As I lay on the bed on Saturday morning, I realised
mundane chores like clipping my kids’ nails, researching on toddler activities nearby, scheduling grocery deliveries & buying-sorting the kids’ clothes-supplies would never get done if I did not move my posterior from bed. I questioned my husband – how exactly did a sick day look like for mom? He hemmed and hawed and in the end just stared at me.
Answer is, just like another mom-is-okay day — where everyone in the family needs to be fed, toddler needs to be put in bathtub and scrubbed, diaper pail needs to be emptied out, laundry heap begged to be sorted out (which daddy conveniently pushed in one corner), and a lot of ‘safe & inventive activities’ had to be devised to keep the toddler happily occupied without requiring 100% of mommy’s attention.
So, why is no smart people wondering aloud if dads are actually taking on their share of the thinking and planning of a balanced family life, and why are they simply executing orders from mom (when threatened with dire circumstances)?
For example, when my sorry achy body that had just finished stuffing the washer & sorting another batch of laundry, I begged my husband to feed the boi some breakfast. I needed my morning tea desperately. What did daddy do? Instead of mixing baby cereal, pulling out the baby chair & feeding him over an animated conversation, my husband opted to feed boi omelette from his plate (while continuing to eat himself) while boi sat on his lap mesmerized by TV. Sigh.
Being under the weather isn’t the ideal time to be picky about what your child is doing for fun. In fact, as long as he was occupied, I was grateful — even if that meant tearing off pages off the picture storybook or watching rhymes on iPad. As long as I could nap/lie down some minutes and boi was safe and contained to the house, I was happy. So was dad, who had brought office work home on weekend.
Renowned sociologist Arlie Hochschild in her book, The Second Shift takes us into the homes of two-career parents to observe what really goes on at the end of the “work day.” No surprises that, it’s the working mother who takes on the second shift. Hochschild finds that men share housework equally with their wives in only 20% of dual-career families. While many women accept this inequity in order to keep peace, they tend to suffer from chronic exhaustion, low sex drive, and more frequent illness as a result.

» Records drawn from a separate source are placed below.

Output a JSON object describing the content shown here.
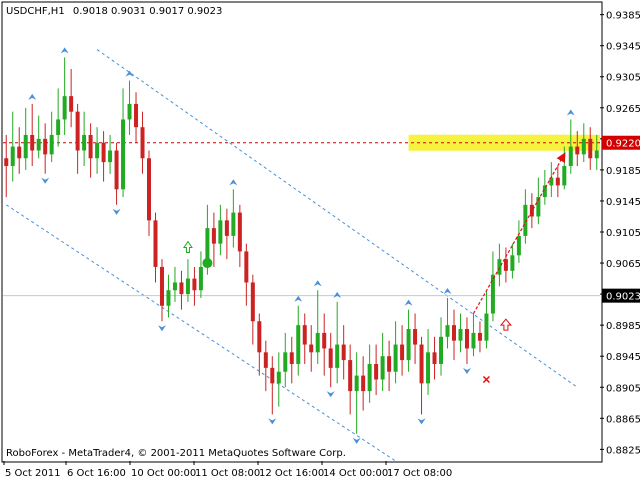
{
  "chart_data": {
    "type": "candlestick",
    "symbol_label": "USDCHF,H1",
    "ohlc_label": "0.9018 0.9031 0.9017 0.9023",
    "footer": "RoboForex - MetaTrader4, © 2001-2011 MetaQuotes Software Corp.",
    "ylim": [
      0.881,
      0.94
    ],
    "y_ticks": [
      0.9385,
      0.9345,
      0.9305,
      0.9265,
      0.9225,
      0.9185,
      0.9145,
      0.9105,
      0.9065,
      0.9025,
      0.8985,
      0.8945,
      0.8905,
      0.8865,
      0.8825
    ],
    "x_labels": [
      "5 Oct 2011",
      "6 Oct 16:00",
      "10 Oct 00:00",
      "11 Oct 08:00",
      "12 Oct 16:00",
      "14 Oct 00:00",
      "17 Oct 08:00"
    ],
    "current_price": 0.9023,
    "current_price_label": "0.9023",
    "target_level": 0.922,
    "target_label": "0.9220",
    "grid": false,
    "colors": {
      "bull": "#22aa22",
      "bear": "#cc2222",
      "channel": "#4a8fd8",
      "fractal": "#4a8fd8",
      "target_line": "#d40000",
      "target_zone": "#f6ef2a",
      "arrow": "#e01010"
    },
    "series": [
      {
        "o": 0.92,
        "c": 0.919,
        "h": 0.923,
        "l": 0.915
      },
      {
        "o": 0.919,
        "c": 0.9215,
        "h": 0.926,
        "l": 0.917
      },
      {
        "o": 0.9215,
        "c": 0.92,
        "h": 0.924,
        "l": 0.918
      },
      {
        "o": 0.92,
        "c": 0.923,
        "h": 0.9265,
        "l": 0.9185
      },
      {
        "o": 0.923,
        "c": 0.921,
        "h": 0.927,
        "l": 0.919
      },
      {
        "o": 0.921,
        "c": 0.9225,
        "h": 0.9255,
        "l": 0.92
      },
      {
        "o": 0.9225,
        "c": 0.9205,
        "h": 0.9245,
        "l": 0.918
      },
      {
        "o": 0.9205,
        "c": 0.923,
        "h": 0.926,
        "l": 0.9195
      },
      {
        "o": 0.923,
        "c": 0.925,
        "h": 0.929,
        "l": 0.9215
      },
      {
        "o": 0.925,
        "c": 0.928,
        "h": 0.933,
        "l": 0.923
      },
      {
        "o": 0.928,
        "c": 0.926,
        "h": 0.9315,
        "l": 0.924
      },
      {
        "o": 0.926,
        "c": 0.921,
        "h": 0.927,
        "l": 0.918
      },
      {
        "o": 0.921,
        "c": 0.923,
        "h": 0.926,
        "l": 0.919
      },
      {
        "o": 0.923,
        "c": 0.92,
        "h": 0.9245,
        "l": 0.9175
      },
      {
        "o": 0.92,
        "c": 0.922,
        "h": 0.924,
        "l": 0.918
      },
      {
        "o": 0.922,
        "c": 0.9195,
        "h": 0.9235,
        "l": 0.917
      },
      {
        "o": 0.9195,
        "c": 0.921,
        "h": 0.923,
        "l": 0.918
      },
      {
        "o": 0.921,
        "c": 0.916,
        "h": 0.922,
        "l": 0.914
      },
      {
        "o": 0.916,
        "c": 0.925,
        "h": 0.929,
        "l": 0.915
      },
      {
        "o": 0.925,
        "c": 0.927,
        "h": 0.93,
        "l": 0.923
      },
      {
        "o": 0.927,
        "c": 0.924,
        "h": 0.9285,
        "l": 0.922
      },
      {
        "o": 0.924,
        "c": 0.92,
        "h": 0.926,
        "l": 0.918
      },
      {
        "o": 0.92,
        "c": 0.912,
        "h": 0.921,
        "l": 0.91
      },
      {
        "o": 0.912,
        "c": 0.906,
        "h": 0.913,
        "l": 0.904
      },
      {
        "o": 0.906,
        "c": 0.901,
        "h": 0.907,
        "l": 0.899
      },
      {
        "o": 0.901,
        "c": 0.903,
        "h": 0.905,
        "l": 0.8995
      },
      {
        "o": 0.903,
        "c": 0.904,
        "h": 0.906,
        "l": 0.9015
      },
      {
        "o": 0.904,
        "c": 0.9025,
        "h": 0.9055,
        "l": 0.9005
      },
      {
        "o": 0.9025,
        "c": 0.9045,
        "h": 0.907,
        "l": 0.9015
      },
      {
        "o": 0.9045,
        "c": 0.903,
        "h": 0.906,
        "l": 0.901
      },
      {
        "o": 0.903,
        "c": 0.906,
        "h": 0.908,
        "l": 0.902
      },
      {
        "o": 0.906,
        "c": 0.911,
        "h": 0.914,
        "l": 0.905
      },
      {
        "o": 0.911,
        "c": 0.909,
        "h": 0.913,
        "l": 0.906
      },
      {
        "o": 0.909,
        "c": 0.912,
        "h": 0.914,
        "l": 0.9075
      },
      {
        "o": 0.912,
        "c": 0.91,
        "h": 0.9135,
        "l": 0.907
      },
      {
        "o": 0.91,
        "c": 0.913,
        "h": 0.916,
        "l": 0.9085
      },
      {
        "o": 0.913,
        "c": 0.908,
        "h": 0.914,
        "l": 0.906
      },
      {
        "o": 0.908,
        "c": 0.904,
        "h": 0.909,
        "l": 0.901
      },
      {
        "o": 0.904,
        "c": 0.899,
        "h": 0.905,
        "l": 0.896
      },
      {
        "o": 0.899,
        "c": 0.895,
        "h": 0.9,
        "l": 0.892
      },
      {
        "o": 0.895,
        "c": 0.893,
        "h": 0.8965,
        "l": 0.89
      },
      {
        "o": 0.893,
        "c": 0.891,
        "h": 0.8945,
        "l": 0.887
      },
      {
        "o": 0.891,
        "c": 0.8925,
        "h": 0.895,
        "l": 0.888
      },
      {
        "o": 0.8925,
        "c": 0.895,
        "h": 0.8975,
        "l": 0.8905
      },
      {
        "o": 0.895,
        "c": 0.8935,
        "h": 0.897,
        "l": 0.891
      },
      {
        "o": 0.8935,
        "c": 0.8985,
        "h": 0.901,
        "l": 0.892
      },
      {
        "o": 0.8985,
        "c": 0.896,
        "h": 0.9,
        "l": 0.8935
      },
      {
        "o": 0.896,
        "c": 0.895,
        "h": 0.8985,
        "l": 0.8925
      },
      {
        "o": 0.895,
        "c": 0.8975,
        "h": 0.903,
        "l": 0.8935
      },
      {
        "o": 0.8975,
        "c": 0.8955,
        "h": 0.9,
        "l": 0.892
      },
      {
        "o": 0.8955,
        "c": 0.893,
        "h": 0.8975,
        "l": 0.8905
      },
      {
        "o": 0.893,
        "c": 0.896,
        "h": 0.9015,
        "l": 0.891
      },
      {
        "o": 0.896,
        "c": 0.894,
        "h": 0.8985,
        "l": 0.8915
      },
      {
        "o": 0.894,
        "c": 0.89,
        "h": 0.896,
        "l": 0.887
      },
      {
        "o": 0.89,
        "c": 0.892,
        "h": 0.895,
        "l": 0.8845
      },
      {
        "o": 0.892,
        "c": 0.89,
        "h": 0.8945,
        "l": 0.8875
      },
      {
        "o": 0.89,
        "c": 0.8935,
        "h": 0.896,
        "l": 0.8885
      },
      {
        "o": 0.8935,
        "c": 0.8915,
        "h": 0.896,
        "l": 0.8895
      },
      {
        "o": 0.8915,
        "c": 0.8945,
        "h": 0.8975,
        "l": 0.89
      },
      {
        "o": 0.8945,
        "c": 0.8925,
        "h": 0.8965,
        "l": 0.89
      },
      {
        "o": 0.8925,
        "c": 0.896,
        "h": 0.899,
        "l": 0.891
      },
      {
        "o": 0.896,
        "c": 0.894,
        "h": 0.8985,
        "l": 0.892
      },
      {
        "o": 0.894,
        "c": 0.898,
        "h": 0.9005,
        "l": 0.8925
      },
      {
        "o": 0.898,
        "c": 0.896,
        "h": 0.9,
        "l": 0.8935
      },
      {
        "o": 0.896,
        "c": 0.891,
        "h": 0.897,
        "l": 0.887
      },
      {
        "o": 0.891,
        "c": 0.895,
        "h": 0.898,
        "l": 0.8895
      },
      {
        "o": 0.895,
        "c": 0.8935,
        "h": 0.897,
        "l": 0.8915
      },
      {
        "o": 0.8935,
        "c": 0.897,
        "h": 0.8995,
        "l": 0.892
      },
      {
        "o": 0.897,
        "c": 0.8985,
        "h": 0.902,
        "l": 0.8955
      },
      {
        "o": 0.8985,
        "c": 0.8965,
        "h": 0.9005,
        "l": 0.894
      },
      {
        "o": 0.8965,
        "c": 0.898,
        "h": 0.9,
        "l": 0.895
      },
      {
        "o": 0.898,
        "c": 0.8955,
        "h": 0.8995,
        "l": 0.8935
      },
      {
        "o": 0.8955,
        "c": 0.8975,
        "h": 0.9,
        "l": 0.8945
      },
      {
        "o": 0.8975,
        "c": 0.8965,
        "h": 0.899,
        "l": 0.895
      },
      {
        "o": 0.8965,
        "c": 0.9,
        "h": 0.903,
        "l": 0.8955
      },
      {
        "o": 0.9,
        "c": 0.905,
        "h": 0.908,
        "l": 0.899
      },
      {
        "o": 0.905,
        "c": 0.907,
        "h": 0.909,
        "l": 0.9035
      },
      {
        "o": 0.907,
        "c": 0.9055,
        "h": 0.9085,
        "l": 0.904
      },
      {
        "o": 0.9055,
        "c": 0.9075,
        "h": 0.909,
        "l": 0.9045
      },
      {
        "o": 0.9075,
        "c": 0.91,
        "h": 0.912,
        "l": 0.9065
      },
      {
        "o": 0.91,
        "c": 0.914,
        "h": 0.916,
        "l": 0.909
      },
      {
        "o": 0.914,
        "c": 0.9125,
        "h": 0.9155,
        "l": 0.911
      },
      {
        "o": 0.9125,
        "c": 0.915,
        "h": 0.9175,
        "l": 0.9115
      },
      {
        "o": 0.915,
        "c": 0.9165,
        "h": 0.9185,
        "l": 0.914
      },
      {
        "o": 0.9165,
        "c": 0.9175,
        "h": 0.9195,
        "l": 0.915
      },
      {
        "o": 0.9175,
        "c": 0.9165,
        "h": 0.919,
        "l": 0.915
      },
      {
        "o": 0.9165,
        "c": 0.919,
        "h": 0.9215,
        "l": 0.916
      },
      {
        "o": 0.919,
        "c": 0.9215,
        "h": 0.925,
        "l": 0.918
      },
      {
        "o": 0.9215,
        "c": 0.9205,
        "h": 0.9235,
        "l": 0.919
      },
      {
        "o": 0.9205,
        "c": 0.9225,
        "h": 0.9245,
        "l": 0.9195
      },
      {
        "o": 0.9225,
        "c": 0.92,
        "h": 0.924,
        "l": 0.9185
      },
      {
        "o": 0.92,
        "c": 0.921,
        "h": 0.923,
        "l": 0.9185
      }
    ]
  }
}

I have to add here that many things in a toddler(s)-led household don’t need to be done every day. For instance, ordering groceries or supplies doesn’t take that long. Likewise, sorting through outgrown clothes and cleaning out the cupboards only happens a few times a year. But someone has to do it. And more than that, someone has to remember to do it.
Dad’s listen up.
However, let me speak for the working mom’s who are trying to juggle all the details of home life (while managing to keep themselves healthy), the seemingly invisible tasks that surround us can feel like a burden on days when we want a little timeout. All of these have a way of piling up in our mommy brains and take up a lot more space than it deserves.
So will the dad’s show a little more compassion and grant mom’s sick leave(s) when needed?